Parce que les rédactions des médias pensent que le public ne les achètera pas, parce qu’elles ne sont pas «sexy». ll est alors trop tard pour protester, pour exiger une intervention salvatrice.
Il y a eu les prêts problématiques des banques américaines. Les communautés afro-américaines les ont dénoncés plusieurs années avant le «début» de la crise des subprimes en 2008.
Personne n’a rien fait, sauf les banques qui se sont empressées de revendre ces prêts à leurs clients sous forme de «produits dérivés» : en clair, elles revendaient les hypothèques pourries qu’elles avaient accordées sans discernement, sous de fausses représentations et sans même vouloir tenter de régler le problème avec les associations de propriétaires.
Il y eu GM aux États-Unis, aux prises avec la concurrence et l’endormissement de ses gestionnaires, devenue un temps «Government Motors» quand le gouvernement l’a sauvée de la faillite, sous conditions.
Quelques décennies auparavant, c’était Chrysler qui s’effondrait, épinglée par Ralph Nader.
À cet époque, Chrysler, forte de sa position dominante et d’un oligopole considéré comme invincible, avait commencé à produire de la cochonnerie.
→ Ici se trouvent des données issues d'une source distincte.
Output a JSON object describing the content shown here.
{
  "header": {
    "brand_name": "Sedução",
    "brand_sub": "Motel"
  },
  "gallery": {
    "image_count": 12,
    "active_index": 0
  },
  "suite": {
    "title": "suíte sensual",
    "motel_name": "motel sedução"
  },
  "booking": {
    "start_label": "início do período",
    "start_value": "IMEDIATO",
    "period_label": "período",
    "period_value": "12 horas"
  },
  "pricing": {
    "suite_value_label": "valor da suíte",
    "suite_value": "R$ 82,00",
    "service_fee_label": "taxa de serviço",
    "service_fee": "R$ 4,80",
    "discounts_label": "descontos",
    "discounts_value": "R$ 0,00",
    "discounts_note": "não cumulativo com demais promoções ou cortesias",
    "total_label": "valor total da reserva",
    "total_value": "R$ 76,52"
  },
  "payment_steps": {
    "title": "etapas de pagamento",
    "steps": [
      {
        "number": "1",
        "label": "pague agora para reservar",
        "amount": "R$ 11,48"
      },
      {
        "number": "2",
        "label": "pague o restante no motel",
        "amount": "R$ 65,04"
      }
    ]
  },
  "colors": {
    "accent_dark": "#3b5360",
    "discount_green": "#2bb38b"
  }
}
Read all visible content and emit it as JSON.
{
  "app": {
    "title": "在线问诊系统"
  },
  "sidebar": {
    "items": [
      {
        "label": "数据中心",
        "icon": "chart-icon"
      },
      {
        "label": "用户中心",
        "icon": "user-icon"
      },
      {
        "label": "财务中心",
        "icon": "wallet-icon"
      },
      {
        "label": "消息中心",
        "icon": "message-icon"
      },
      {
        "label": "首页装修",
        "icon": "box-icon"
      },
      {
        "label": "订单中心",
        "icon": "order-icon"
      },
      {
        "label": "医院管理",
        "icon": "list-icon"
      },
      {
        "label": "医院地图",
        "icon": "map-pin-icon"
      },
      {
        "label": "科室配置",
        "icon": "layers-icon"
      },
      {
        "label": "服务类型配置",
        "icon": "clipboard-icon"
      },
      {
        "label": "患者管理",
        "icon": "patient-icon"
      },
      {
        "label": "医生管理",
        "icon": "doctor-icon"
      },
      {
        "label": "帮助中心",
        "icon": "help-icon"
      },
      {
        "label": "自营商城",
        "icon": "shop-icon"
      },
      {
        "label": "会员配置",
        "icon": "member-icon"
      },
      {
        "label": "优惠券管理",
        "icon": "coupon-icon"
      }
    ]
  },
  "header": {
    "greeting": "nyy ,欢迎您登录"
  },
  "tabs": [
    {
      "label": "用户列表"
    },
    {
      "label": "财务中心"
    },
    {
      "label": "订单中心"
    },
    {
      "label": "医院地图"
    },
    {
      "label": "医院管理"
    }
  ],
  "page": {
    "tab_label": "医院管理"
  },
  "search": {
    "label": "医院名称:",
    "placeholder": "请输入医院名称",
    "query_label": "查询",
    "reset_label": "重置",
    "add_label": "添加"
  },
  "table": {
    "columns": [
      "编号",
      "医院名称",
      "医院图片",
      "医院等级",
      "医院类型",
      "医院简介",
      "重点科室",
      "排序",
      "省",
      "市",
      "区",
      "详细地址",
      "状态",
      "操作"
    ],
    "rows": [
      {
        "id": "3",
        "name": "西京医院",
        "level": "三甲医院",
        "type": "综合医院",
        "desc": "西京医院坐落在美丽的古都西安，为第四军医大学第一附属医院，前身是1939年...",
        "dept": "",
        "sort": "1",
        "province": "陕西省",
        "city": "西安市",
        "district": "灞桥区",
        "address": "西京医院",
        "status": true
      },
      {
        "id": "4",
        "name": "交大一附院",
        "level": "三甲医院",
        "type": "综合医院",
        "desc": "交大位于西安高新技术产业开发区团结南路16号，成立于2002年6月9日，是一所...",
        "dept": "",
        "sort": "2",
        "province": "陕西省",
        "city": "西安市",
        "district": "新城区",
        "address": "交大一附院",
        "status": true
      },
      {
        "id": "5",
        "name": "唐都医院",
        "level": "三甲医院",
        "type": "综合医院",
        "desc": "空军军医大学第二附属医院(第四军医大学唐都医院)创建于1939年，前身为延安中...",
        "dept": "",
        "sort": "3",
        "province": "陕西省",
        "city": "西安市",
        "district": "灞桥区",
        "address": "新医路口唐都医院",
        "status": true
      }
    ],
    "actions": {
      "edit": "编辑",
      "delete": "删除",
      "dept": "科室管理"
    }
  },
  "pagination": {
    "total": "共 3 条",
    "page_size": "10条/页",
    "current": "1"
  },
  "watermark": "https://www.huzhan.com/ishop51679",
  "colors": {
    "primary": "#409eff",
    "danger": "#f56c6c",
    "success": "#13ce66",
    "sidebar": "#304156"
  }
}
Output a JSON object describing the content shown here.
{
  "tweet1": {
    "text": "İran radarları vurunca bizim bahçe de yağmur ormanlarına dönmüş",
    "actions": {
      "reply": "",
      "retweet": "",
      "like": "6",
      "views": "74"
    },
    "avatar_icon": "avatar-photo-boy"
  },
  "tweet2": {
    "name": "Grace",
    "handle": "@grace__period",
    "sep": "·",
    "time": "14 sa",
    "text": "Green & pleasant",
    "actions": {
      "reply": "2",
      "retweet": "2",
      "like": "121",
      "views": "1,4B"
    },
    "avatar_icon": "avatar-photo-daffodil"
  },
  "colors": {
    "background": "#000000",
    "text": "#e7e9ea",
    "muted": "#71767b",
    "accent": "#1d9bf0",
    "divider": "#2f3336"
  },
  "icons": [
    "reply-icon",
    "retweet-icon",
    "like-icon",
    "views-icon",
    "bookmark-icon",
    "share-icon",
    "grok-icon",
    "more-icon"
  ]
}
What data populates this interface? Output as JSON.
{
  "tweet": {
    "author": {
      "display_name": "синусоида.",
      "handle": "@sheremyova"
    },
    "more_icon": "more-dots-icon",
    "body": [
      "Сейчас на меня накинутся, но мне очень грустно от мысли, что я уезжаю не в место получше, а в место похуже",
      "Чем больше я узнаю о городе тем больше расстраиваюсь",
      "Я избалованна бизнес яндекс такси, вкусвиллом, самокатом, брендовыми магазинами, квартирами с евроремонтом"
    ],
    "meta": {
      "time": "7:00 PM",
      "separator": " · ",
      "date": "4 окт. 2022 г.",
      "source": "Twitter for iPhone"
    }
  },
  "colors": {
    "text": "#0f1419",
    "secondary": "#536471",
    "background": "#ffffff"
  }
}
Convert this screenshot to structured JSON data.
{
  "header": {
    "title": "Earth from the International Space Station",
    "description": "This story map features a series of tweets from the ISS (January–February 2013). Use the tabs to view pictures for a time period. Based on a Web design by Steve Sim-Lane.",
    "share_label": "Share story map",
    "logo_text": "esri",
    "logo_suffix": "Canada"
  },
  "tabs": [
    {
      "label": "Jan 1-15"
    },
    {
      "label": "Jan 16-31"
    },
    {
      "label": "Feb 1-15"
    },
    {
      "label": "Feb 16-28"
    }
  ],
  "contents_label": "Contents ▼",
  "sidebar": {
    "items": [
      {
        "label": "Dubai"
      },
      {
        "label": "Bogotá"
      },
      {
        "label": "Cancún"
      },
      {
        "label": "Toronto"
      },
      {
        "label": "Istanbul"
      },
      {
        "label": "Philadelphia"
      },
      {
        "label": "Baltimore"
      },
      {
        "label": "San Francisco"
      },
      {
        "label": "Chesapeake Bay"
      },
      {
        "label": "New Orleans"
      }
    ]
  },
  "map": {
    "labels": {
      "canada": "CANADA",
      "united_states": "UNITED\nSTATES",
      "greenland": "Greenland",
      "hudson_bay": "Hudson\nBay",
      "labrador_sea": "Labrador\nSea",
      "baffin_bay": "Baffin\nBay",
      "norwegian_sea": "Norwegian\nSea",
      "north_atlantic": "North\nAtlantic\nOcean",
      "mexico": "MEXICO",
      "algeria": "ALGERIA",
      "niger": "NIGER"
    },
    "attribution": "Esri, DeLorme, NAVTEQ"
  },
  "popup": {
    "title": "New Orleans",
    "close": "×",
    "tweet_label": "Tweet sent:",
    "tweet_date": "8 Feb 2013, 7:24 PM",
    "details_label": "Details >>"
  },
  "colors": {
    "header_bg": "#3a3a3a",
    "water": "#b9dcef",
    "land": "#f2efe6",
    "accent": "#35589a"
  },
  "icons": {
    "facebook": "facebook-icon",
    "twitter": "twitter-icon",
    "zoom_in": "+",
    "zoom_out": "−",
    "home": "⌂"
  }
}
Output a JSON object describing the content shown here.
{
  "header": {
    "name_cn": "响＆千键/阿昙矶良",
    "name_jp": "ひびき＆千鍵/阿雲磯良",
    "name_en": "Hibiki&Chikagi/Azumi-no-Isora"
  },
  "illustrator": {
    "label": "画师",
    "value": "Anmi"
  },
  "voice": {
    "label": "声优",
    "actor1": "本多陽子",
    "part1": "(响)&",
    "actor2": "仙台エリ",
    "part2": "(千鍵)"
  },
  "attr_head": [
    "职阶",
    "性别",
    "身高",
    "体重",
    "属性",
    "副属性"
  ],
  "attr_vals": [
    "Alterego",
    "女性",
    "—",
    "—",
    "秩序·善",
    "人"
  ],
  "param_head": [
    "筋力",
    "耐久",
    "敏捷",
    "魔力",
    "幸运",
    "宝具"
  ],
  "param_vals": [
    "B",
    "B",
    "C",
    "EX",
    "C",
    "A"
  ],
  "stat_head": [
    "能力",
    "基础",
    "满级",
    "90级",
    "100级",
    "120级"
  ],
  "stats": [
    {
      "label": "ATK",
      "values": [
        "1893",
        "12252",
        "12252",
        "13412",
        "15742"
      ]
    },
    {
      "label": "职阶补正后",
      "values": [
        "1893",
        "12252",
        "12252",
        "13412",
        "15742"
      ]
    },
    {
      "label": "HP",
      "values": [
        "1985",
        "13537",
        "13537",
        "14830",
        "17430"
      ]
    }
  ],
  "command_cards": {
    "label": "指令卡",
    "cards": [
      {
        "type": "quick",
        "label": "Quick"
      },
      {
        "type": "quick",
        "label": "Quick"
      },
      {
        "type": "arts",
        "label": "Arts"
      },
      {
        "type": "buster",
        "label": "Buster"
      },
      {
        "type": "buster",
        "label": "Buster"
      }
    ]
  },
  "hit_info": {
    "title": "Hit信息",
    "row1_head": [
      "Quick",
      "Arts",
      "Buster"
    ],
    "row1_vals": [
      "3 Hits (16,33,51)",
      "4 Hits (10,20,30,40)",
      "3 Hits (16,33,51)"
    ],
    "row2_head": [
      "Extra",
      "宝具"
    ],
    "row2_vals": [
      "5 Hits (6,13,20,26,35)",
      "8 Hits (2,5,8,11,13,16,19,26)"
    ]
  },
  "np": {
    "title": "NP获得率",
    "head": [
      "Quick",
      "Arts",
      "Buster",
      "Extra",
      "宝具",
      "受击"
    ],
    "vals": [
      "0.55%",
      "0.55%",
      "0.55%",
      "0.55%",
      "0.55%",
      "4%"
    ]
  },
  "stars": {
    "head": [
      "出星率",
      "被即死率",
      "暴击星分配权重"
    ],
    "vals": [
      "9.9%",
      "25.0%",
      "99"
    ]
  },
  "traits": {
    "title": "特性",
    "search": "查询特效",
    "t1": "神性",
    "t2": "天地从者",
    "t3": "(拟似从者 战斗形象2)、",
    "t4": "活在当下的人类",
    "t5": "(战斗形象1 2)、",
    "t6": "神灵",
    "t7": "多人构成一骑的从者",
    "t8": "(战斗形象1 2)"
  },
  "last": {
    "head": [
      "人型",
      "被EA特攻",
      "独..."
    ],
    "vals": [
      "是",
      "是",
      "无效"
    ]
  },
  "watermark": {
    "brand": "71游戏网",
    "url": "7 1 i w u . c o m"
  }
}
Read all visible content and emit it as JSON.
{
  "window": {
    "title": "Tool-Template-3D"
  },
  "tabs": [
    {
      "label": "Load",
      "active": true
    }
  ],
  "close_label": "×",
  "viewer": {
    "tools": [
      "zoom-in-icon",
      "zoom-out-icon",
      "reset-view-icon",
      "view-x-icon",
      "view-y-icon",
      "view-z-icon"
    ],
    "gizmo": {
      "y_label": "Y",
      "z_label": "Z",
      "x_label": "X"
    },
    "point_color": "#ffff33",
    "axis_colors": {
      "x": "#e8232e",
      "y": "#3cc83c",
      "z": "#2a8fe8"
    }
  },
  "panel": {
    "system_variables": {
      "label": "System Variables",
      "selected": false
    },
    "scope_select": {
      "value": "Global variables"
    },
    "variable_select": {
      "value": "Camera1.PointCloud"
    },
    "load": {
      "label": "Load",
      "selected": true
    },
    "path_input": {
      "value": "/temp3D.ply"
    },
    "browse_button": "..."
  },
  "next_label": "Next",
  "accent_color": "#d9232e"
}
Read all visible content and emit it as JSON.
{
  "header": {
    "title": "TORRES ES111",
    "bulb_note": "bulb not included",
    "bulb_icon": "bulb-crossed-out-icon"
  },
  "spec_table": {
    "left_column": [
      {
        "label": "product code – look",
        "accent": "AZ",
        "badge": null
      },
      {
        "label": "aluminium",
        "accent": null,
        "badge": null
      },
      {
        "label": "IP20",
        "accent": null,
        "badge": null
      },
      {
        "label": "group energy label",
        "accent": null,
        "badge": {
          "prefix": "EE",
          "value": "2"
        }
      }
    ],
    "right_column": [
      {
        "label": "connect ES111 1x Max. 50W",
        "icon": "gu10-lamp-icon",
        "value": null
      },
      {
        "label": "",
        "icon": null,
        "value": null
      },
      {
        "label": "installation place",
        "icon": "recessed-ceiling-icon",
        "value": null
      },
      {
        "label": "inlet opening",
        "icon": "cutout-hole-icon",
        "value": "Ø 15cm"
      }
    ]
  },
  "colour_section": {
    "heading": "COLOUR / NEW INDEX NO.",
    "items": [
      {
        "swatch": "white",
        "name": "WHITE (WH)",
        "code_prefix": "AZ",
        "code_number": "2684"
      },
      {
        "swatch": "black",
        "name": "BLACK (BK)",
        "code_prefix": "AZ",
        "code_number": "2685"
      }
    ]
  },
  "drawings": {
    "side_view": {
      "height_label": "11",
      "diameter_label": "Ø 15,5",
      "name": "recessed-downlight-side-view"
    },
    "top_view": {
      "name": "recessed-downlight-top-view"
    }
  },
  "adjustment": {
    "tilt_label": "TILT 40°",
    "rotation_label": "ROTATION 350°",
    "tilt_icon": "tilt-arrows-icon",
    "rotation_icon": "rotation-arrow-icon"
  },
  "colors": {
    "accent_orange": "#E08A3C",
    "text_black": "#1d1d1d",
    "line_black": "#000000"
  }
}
Ses voitures rouillaient, les carrosseries se perforaient, ce qui a permis à l’industrie automobile japonaise d’entrer dans la marché américain et de produire des autos meilleures de jour en jour.
Le terme «Made in Japan», alors une insulte, est devenu une appellation recherchée en quelques années pendant que l’industrie américaine se pétait les bretelles. Lee Iacocca, malgré les critiques, a réussi à éviter la faillite de la société, mais la concurrence était montée en puissance.
En France, il y a aujourd’hui PSA, Peugeot-Citroën. Les autos de Columbo et du Général de Gaulle. PSA n’a pas su ou n’a pas voulu innover, elle s’est contentée de verser des dividendes aux actionnaires. Du court terme d’anthologie.
Jacques Attali, résume très bien les causes de la saga PSA, mais là non plus, il ne s’agit pas d’une crise économique, mais d’une crise de l’ignorance managériale.
Ces trois cas illustrent un modèle économique capitaliste corrompu, d’une corruption qui n’est pas que frauduleuse, mais aussi négligente, insouciante, irresponsable.
Au lieu de licencier des ouvriers par dizaines de milliers, les patrons incompétents ou manipulateurs auraient pu être contraints plus rapidement de suivre un peu mieux les appels du fameux «marché» dont ils se gargarisent pour justifier leurs erreurs.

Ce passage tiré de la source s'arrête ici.